In April 2001, Scott Ritter was invited to Washington, DC by a group of Republican Congressmen. The subject was Iraq. He chastised the Republican lawmakers with a warning that if they continued to support the policy of confronting Saddam's Iraq over a trumped-up charge, they would not only get America involved in a war it could not win, but would end up destroying the credibility of the Republican Party, and turn control of the Congress and eventually the Presidency to the Democrats.
That warning has become reality in the 2006 elections.
Today, writes Scott Ritter, if he were invited to Washington to speak to a body of Democratic Congressmen, the issue would be Iran rather than Iraq. Although the Democrats are able to ride the Iraq war free of culpability, the looming conflict with Iran will be assessed as a product of a Democratically controlled Congress, present and future. If Iraq destroyed the Republican Party, a war with Iran can destroy the Democratic party.
Scott Ritter has advice for Democrats: stop Bush.
I would strongly urge Congress, both the House of Representatives and the Senate, to hold real hearings on Iran. Not the mealy-mouthed Joe Biden-led hearings we witnessed on Iraq in July-August 2002, where he and his colleagues rubber-stamped the President's case for war, but genuine hearings that draw on all the lessons of Congressional failures when it came to Iraq. Summon all the President's men (and women), and grill them on every phrase and word uttered about the Iranian "threat," especially as it has been linked to nuclear weapons. Demand facts to back up the rhetoric.
Summon the American-Israeli Public Affairs Committee (AIPAC), or any other lobby promoting confrontation with Iran, to the forefront, so that the warnings they offer in whispers from a back room can be articulated before the American public. Hold these conjurers of doom accountable for their positions by demanding they back them up with hard fact. See if the US intelligence community concurs with the dire warnings put forward by these pro-war lobbyists, and if it doesn't, ask who, then, is driving US policy toward Iran? Those mandated by public law and subjected to the oversight of Congress? Or others, operating outside any framework representative of the will of the American people?
(snip)
If hearings show no case for war with Iran, then Congress must act to insure that the United States cannot move toward conflict with that nation on the strength of executive dictate alone. As things currently stand, the Bush Administration, emboldened with a vision of the unitary executive unprecedented in our nation's history, believes it has all of the legal authority it requires when it comes to engaging Iran militarily. The silence of Congress following the President's decision to dispatch a second carrier battle group to the Persian Gulf has been deafening. The fact that a third carrier battle group (the USS Ronald Reagan) will probably join these two in the near future has also gone unnoticed by most, if not all, in Congress.

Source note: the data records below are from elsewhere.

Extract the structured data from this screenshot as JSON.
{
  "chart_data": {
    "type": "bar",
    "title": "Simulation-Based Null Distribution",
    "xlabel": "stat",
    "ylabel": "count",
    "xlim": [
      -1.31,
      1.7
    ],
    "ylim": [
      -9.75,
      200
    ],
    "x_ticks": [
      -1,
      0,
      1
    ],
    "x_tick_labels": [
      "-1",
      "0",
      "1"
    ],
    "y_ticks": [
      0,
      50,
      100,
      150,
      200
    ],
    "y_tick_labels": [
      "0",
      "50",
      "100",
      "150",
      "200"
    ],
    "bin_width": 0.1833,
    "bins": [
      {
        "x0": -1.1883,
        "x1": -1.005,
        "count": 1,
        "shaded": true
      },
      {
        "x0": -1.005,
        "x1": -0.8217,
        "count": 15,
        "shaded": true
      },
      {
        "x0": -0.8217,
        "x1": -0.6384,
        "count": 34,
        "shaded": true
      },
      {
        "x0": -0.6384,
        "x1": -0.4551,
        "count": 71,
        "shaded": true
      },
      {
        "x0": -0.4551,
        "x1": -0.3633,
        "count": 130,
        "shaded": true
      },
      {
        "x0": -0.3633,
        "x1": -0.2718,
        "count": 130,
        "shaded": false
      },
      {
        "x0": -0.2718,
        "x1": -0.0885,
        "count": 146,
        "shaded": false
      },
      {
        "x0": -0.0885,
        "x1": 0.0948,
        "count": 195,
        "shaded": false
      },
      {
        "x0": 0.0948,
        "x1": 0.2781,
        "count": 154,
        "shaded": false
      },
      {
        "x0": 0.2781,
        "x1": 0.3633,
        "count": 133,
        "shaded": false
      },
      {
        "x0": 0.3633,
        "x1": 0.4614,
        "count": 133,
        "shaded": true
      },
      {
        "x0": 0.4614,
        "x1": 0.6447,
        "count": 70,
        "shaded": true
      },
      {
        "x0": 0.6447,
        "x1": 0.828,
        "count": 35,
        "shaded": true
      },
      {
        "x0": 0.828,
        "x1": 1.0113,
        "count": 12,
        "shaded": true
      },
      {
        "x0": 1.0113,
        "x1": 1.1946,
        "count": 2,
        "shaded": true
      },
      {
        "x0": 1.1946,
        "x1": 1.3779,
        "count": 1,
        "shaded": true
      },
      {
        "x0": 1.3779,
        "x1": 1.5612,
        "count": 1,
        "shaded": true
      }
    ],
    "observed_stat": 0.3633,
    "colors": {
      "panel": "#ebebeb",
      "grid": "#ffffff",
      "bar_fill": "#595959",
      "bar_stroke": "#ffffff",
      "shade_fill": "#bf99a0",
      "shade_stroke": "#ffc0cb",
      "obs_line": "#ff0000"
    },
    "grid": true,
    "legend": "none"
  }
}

According to Ritter, Democrats in Congress have the opportunity to "nip this looming disaster in the bud." He believes that a war with Iran will pale in comparison with the current conflict in Iraq. And if there is a war with Iran, this Democratic Congress will be held fully accountable.
A war with Iran, he believes, will have the same effect on the Democratic party as the Iraq war had on the Republican party. And it could take this Democratic Congress down.
If a Democrat-controlled Congress fails to take action, and America finds itself embroiled in yet another Middle East military misadventure, there will be a reckoning at the polls in 2008. It will not bode well for the Democrats currently in power, or those seeking power in the future.